Clearly disappointed to be leaving.
And Reform party’s emergence was also suspicious. It was a nothing party until Nigel Farage appeared out of nowhere to lead them. Previously, he had said he would be focussing on helping Trump win his election campaign but on almost the same day as Trump’s ‘hush money’ verdict, Farage undertook a huge U-turn.
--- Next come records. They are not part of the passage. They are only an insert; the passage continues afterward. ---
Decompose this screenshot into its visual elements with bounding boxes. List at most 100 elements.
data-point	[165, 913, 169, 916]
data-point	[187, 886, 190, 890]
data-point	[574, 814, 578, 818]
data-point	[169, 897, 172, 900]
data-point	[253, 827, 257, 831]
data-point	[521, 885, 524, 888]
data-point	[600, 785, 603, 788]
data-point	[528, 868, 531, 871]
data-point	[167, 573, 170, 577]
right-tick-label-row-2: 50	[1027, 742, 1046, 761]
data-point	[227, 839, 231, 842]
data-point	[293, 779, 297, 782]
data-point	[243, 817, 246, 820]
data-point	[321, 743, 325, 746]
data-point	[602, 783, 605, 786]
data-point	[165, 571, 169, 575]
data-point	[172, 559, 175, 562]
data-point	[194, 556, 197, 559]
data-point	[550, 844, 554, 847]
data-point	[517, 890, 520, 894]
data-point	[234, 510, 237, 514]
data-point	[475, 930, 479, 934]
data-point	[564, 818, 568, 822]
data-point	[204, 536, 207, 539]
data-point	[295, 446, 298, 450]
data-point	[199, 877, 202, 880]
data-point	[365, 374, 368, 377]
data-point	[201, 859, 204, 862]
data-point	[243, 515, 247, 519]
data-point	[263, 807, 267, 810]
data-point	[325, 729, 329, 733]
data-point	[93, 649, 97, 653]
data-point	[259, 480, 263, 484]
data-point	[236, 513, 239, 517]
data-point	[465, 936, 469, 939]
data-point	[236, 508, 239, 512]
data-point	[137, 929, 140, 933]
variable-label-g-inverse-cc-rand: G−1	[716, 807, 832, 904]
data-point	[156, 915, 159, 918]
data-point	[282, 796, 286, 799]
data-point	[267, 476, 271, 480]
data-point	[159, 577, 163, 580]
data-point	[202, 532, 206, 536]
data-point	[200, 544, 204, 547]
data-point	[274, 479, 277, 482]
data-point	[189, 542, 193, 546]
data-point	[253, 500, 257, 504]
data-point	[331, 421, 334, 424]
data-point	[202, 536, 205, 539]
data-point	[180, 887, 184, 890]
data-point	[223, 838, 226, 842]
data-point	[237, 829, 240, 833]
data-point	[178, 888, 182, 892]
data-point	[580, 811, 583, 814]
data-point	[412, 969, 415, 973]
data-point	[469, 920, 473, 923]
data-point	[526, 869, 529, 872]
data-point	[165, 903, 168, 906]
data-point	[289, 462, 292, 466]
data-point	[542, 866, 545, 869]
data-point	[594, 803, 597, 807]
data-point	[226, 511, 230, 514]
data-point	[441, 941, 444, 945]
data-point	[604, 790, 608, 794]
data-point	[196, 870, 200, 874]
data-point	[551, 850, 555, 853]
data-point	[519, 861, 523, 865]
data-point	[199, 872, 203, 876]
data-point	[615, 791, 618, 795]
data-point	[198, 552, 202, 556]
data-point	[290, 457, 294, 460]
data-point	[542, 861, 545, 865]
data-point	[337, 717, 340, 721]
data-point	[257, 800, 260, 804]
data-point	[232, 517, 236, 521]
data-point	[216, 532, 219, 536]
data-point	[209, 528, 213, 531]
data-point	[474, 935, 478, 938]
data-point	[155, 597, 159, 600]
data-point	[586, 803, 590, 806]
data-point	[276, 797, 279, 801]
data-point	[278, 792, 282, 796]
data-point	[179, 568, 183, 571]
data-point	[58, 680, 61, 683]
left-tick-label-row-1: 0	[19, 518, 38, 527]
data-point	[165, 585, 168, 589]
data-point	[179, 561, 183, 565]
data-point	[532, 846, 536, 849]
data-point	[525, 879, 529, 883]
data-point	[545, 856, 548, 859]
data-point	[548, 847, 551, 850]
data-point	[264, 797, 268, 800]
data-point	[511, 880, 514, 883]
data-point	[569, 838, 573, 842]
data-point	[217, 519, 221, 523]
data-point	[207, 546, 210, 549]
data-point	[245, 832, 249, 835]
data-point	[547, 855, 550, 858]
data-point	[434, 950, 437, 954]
As I mentioned above, Reform split the conservative vote, ensuring a Labour victory. I have no problem with Reform appearing, because change was required, but they needlessly opposed actual, decent Conservatives, such as Miriam Cates, who would have won, had it not been for them.
And then on to Starmer’s victory speech. He concluded by saying that “it is surely clear to everyone that our country needs a bigger reset”. The Great Reset was not enough, we need a bigger one.
Then, just to wind everyone up and confirm who really is in charge, Starmer appointed Patrick Vallance as Minister of State for Science. Vallance was one of the men who took us into lockdowns and is not an MP. But who needs democracy? Now, this unelected, ex president of GlaxoSmithKline, who has declared that another pandemic is ‘absolutely inevitable’ will be in charge of THE Science.
“Meet the new boss / Same as the old boss”
-The Who
Won’t Get Fooled Again, June, 1971
This election proves that the British have become idiots. Anyone who voted for Labour because they opposed lockdowns and mandates are too stupid to be even given a ballot.